We toured Ellis Island and road the subway to Coney Island.  The ride itself was entertaining to say the least.  Susan practiced her pole dancing and subway surfing, and we got pictures of you and Rainee using a man sleeping as your  prop.  We had the world famous Nathan Hot Dogs and you and Mark had frog legs.

I remember sitting there in my subway seat, watching you and your siblings and marveling that you all were mine.  I watched you all laugh, and talk, joke and you were just grown up versions of the silly little kids that use to run around in our little red brick house.

I wondered how it had happened that I was your Mom.  It certainly wasn't because I was smarter or wiser.  I just decided that perhaps, as spirits, God gave us a chance to draw straws to see who would get to be the mother...and I won.

The next day, we left your sisters to go sight-seeing while you, Mark and I rented a car and headed to New Jersey.  I knew you were apprehensive.  You were quiet during our drive there and when we entered the doctor's office I kept wondering if by chance you might back out from having the implant.  You didn't though.  The Naltrexone tablet was inserted just under the skin, to the left side of your lower back.  I prayed this would be the answer to your addiction.  Perhaps if you could stay off drugs for a while, you would see that you could do it permanently.  You were warned that when the tablet dissolved, if you took as many pills as you had grown accustomed to, it could kill you.

You said you weren't in much pain, so my two boys and I decided to tour Philadelphia.  We went to see the Liberty Bell and Independence Hall and toured the cobbled streets of this birthplace of democracy.  We got lost trying to find our way back to NYC and ended up seeing the rural farmland of New Jersey.  After driving through some of the less desirable districts of New York, we finally made it back to the hotel in time for you to rest a while until your sisters arrived and we hit the night life of New York once more.

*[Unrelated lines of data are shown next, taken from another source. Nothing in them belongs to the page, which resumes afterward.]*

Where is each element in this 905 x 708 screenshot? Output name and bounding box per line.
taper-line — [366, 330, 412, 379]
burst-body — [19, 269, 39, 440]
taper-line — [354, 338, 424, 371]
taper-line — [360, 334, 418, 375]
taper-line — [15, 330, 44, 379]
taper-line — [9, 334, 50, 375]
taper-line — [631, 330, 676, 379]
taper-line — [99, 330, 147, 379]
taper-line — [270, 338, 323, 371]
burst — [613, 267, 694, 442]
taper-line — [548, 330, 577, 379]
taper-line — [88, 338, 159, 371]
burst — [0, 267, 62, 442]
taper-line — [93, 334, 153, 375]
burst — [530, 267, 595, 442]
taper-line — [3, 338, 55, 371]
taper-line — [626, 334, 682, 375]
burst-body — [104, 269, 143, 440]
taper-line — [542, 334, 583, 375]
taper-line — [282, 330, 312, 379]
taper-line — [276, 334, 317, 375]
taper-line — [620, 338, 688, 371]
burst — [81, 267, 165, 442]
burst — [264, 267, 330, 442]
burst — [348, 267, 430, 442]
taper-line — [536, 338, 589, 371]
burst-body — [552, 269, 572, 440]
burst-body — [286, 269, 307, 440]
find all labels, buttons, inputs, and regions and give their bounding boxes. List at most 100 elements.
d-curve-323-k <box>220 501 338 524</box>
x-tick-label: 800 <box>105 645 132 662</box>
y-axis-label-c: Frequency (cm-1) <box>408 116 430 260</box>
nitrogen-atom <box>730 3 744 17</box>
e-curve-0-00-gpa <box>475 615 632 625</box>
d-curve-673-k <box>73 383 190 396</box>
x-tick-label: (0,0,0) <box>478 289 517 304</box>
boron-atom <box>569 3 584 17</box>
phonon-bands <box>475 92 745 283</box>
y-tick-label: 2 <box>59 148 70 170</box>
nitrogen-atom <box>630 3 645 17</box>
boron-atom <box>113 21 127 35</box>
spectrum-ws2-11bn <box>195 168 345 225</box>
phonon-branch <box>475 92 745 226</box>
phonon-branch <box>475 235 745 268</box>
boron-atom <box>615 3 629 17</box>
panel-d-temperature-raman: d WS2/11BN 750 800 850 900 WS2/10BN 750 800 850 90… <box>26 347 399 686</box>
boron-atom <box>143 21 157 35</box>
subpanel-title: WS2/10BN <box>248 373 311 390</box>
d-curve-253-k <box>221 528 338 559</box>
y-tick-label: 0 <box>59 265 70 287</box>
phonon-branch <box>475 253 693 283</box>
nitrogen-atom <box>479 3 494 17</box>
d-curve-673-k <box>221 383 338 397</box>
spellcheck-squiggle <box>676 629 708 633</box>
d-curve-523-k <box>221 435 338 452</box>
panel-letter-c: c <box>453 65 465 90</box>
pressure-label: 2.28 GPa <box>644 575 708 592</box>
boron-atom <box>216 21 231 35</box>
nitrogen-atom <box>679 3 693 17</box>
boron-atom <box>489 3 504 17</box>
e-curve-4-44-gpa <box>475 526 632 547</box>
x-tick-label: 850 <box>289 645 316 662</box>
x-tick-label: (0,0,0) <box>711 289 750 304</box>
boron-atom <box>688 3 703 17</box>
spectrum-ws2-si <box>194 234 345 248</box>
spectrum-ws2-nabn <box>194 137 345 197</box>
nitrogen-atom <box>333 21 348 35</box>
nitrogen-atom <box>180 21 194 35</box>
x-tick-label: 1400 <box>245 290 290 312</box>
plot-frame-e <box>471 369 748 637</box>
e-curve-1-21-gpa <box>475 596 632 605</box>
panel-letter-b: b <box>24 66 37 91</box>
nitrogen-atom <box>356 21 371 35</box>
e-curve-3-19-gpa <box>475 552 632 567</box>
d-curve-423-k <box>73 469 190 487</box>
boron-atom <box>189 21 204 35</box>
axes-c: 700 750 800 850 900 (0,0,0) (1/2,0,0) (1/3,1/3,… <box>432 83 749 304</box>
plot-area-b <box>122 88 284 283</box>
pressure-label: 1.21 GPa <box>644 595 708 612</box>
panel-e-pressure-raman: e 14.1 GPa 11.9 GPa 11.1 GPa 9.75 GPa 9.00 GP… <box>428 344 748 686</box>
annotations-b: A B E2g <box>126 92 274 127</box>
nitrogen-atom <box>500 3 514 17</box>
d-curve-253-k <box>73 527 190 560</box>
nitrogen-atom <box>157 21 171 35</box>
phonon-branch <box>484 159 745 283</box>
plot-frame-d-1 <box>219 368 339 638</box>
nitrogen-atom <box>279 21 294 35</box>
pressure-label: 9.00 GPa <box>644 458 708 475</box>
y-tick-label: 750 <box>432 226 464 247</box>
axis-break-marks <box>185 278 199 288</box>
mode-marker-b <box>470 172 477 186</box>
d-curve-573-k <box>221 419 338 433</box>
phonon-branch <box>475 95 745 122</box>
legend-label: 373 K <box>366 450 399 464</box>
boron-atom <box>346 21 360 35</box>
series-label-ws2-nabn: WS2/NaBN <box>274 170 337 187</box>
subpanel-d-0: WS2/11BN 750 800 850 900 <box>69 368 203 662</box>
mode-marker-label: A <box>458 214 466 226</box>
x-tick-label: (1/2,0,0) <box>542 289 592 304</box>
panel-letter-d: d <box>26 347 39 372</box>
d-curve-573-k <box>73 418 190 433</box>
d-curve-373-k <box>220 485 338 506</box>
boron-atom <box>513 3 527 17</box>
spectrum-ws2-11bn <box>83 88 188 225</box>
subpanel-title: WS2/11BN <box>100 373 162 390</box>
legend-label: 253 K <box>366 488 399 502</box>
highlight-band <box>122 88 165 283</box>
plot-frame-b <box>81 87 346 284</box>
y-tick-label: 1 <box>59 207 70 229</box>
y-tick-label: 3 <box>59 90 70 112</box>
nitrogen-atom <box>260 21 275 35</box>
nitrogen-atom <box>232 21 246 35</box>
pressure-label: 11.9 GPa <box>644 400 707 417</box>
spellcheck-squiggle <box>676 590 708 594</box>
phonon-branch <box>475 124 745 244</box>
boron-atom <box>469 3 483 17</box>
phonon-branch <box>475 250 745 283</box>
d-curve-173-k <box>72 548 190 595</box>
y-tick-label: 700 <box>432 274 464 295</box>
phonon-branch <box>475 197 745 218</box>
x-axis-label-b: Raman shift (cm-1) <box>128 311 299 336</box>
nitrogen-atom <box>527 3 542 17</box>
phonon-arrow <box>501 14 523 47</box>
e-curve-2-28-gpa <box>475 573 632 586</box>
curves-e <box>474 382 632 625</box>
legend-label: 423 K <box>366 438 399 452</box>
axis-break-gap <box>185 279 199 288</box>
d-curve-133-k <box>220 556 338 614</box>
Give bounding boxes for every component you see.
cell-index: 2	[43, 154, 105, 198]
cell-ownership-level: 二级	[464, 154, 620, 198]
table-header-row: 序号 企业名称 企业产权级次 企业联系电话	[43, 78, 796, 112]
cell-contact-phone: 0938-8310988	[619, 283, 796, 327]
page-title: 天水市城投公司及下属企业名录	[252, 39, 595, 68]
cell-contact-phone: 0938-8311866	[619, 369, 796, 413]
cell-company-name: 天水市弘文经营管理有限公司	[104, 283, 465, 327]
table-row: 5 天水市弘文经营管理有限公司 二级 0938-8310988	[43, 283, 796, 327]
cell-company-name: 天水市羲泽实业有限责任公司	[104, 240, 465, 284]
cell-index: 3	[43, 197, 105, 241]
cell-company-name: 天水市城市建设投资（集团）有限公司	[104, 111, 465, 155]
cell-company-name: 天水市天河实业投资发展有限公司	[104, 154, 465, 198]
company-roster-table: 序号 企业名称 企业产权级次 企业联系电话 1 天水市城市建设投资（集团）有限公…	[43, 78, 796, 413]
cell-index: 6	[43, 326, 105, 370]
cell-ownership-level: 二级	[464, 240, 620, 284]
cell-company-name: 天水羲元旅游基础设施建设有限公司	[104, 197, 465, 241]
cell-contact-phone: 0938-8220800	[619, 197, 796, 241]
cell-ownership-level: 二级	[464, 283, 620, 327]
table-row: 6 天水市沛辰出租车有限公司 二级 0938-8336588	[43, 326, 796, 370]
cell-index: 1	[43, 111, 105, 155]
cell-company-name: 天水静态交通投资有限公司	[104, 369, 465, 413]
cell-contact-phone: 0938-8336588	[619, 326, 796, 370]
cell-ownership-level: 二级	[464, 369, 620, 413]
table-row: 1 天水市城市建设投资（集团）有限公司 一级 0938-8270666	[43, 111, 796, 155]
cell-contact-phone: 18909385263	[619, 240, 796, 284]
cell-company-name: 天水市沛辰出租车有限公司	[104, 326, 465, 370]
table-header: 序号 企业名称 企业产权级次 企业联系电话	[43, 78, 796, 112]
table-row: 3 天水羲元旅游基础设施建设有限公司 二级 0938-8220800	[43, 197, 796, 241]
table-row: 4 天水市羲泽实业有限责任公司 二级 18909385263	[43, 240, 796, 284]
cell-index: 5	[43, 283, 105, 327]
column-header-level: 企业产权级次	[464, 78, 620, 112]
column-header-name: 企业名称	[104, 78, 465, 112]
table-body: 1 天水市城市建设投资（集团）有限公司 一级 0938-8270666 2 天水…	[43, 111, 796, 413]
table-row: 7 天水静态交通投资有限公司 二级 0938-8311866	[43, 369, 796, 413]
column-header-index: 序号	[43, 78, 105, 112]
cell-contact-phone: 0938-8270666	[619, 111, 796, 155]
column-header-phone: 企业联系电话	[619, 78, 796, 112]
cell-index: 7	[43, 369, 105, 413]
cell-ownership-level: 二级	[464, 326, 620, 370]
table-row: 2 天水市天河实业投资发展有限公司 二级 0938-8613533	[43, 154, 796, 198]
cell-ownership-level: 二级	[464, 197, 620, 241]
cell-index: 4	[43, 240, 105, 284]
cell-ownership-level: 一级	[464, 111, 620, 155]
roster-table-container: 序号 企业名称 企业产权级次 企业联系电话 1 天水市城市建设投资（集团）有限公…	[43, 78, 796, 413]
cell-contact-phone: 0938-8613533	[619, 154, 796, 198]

I thought of your Dad back home, taking care of business as usual.  How I appreciated his support in trying to help his son.  He never told you in words that he loved you.  He wasn't a man to give hugs and kisses.  Neither had his dad.  It bothered you and Mark that he didn't.  It didn't bother your sisters like it did you two.  I told you both that you had the option of changing things; of breaking the chain so to speak.  You could break that chain by telling your own children that you loved them.  You could break it by showing affection to your own.  And my darling son, that is just what you did.  You never left  the house nor had your boys leave the house without telling them you loved them.  You gave your hugs freely to them.  Your showing of affection was not only given your sons, but it was given freely and easily to others you loved.  And I was blessed to be among the ones you loved.